At the risk of being glib, Rick, Value is not dead as an investment style, it’s just gone into reorganization.
What I mean is that successful investing in Value may fall now into the hands of investors who specialize in special situations such as debt restructurings and bankruptcies. In April, distressed investor Oaktree Capital Management announced it is raising a new $15 billion fund to capitalize on the opportunities surfacing from the COVID depression.
Rather than engage in standard tactics of waiting for the value of corporate assets to return to a historic norm or reversion to a mean, distressed investors are decidedly more activist in setting the terms on which they are dedicating the new capital necessary to allow companies to restructure themselves to move forward.

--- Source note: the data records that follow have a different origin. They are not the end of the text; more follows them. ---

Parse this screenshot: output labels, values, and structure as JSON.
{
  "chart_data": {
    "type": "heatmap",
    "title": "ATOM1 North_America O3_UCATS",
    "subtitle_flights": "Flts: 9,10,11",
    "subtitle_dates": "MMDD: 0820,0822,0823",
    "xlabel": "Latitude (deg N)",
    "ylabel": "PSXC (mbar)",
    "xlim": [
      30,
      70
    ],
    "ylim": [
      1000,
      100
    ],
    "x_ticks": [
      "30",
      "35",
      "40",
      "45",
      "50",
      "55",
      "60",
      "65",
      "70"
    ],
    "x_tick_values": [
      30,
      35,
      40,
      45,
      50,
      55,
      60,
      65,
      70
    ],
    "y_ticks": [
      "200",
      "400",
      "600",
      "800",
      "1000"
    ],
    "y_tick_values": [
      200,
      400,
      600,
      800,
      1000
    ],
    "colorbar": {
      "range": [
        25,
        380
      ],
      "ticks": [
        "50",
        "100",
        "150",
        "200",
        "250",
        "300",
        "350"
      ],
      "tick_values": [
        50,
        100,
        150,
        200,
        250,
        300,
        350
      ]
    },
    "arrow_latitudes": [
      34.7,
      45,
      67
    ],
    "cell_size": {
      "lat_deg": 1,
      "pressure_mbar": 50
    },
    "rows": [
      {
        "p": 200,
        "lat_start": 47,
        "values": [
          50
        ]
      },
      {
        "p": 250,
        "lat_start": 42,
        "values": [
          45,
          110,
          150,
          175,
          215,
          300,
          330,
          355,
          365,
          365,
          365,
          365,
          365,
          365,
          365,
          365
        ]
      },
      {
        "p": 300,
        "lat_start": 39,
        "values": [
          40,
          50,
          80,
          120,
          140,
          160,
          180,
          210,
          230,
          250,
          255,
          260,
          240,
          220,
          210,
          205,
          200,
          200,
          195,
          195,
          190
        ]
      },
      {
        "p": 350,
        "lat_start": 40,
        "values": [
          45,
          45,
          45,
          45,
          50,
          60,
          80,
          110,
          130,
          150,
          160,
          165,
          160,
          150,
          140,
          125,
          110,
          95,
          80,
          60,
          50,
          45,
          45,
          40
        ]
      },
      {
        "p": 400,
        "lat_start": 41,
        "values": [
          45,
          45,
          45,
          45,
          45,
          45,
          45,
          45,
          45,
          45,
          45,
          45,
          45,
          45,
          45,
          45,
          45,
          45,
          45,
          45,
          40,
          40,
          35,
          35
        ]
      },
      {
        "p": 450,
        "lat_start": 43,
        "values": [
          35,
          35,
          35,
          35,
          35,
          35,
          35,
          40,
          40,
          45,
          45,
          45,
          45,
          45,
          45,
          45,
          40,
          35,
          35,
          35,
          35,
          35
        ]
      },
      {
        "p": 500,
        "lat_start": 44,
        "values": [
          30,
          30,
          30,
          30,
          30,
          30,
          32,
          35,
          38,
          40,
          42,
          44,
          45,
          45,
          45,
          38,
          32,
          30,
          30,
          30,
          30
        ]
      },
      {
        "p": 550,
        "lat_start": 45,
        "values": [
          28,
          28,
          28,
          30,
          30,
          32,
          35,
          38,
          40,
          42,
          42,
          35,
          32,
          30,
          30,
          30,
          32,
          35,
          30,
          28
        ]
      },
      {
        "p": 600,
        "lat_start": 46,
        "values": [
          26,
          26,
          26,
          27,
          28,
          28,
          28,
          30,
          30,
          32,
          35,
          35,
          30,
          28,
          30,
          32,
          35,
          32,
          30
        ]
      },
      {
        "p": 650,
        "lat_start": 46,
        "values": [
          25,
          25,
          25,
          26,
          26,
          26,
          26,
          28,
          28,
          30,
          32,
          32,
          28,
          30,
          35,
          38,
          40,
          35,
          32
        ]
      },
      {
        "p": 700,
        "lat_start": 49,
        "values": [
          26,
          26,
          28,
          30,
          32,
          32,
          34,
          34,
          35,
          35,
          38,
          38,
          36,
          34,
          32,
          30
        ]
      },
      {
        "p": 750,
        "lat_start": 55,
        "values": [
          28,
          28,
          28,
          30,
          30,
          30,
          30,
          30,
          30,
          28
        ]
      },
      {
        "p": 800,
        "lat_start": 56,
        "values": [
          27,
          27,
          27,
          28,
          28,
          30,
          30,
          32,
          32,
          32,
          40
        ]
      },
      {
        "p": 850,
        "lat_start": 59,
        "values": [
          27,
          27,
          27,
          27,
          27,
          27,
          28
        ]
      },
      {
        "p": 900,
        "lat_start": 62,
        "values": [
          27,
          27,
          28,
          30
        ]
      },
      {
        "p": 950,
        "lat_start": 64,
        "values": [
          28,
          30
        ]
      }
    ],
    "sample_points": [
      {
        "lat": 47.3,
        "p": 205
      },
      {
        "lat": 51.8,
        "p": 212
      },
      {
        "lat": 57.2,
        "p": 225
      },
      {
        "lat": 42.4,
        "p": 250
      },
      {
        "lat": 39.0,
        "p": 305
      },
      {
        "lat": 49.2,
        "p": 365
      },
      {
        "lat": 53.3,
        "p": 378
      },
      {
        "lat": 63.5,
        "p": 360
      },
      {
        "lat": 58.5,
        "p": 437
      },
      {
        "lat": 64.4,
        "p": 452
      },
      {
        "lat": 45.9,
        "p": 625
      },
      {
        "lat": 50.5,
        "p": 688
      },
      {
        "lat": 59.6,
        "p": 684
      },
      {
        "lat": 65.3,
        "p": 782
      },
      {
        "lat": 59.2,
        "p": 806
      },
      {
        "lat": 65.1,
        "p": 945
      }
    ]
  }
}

Meanwhile, for stock market investors, the table below offers some insight into the drubbing that Value has experienced in the sell-off from the February 19th peak.
The take-away message is that Growth has massively outperformed Value both in the sell-off from the February peak to the March low and in the period since the recovery hit its late April high.
As we have discussed previously, investors have gravitated towards those companies that are well-positioned to survive and thrive in the post-COVID global economy which are primarily large, well-financed companies in the technology and healthcare sectors poised to capture greater gains as they displace weaker competitors or move to disrupt sectors where they have not previously operated. This is Schumpeterian economic destruction, admittedly on steroids due to COVID.
Not to beat the drum too loudly here, but for Value investing to work in this environment requires a policy environment where measures are taken to limit the demand destruction from COVID. If you want to be a successful investor in Value these days either participate in a distressed fund or lobby for further policy measures to keep the Value boat afloat.
So, for now the order of the day remains, call your Senators and go with Growth.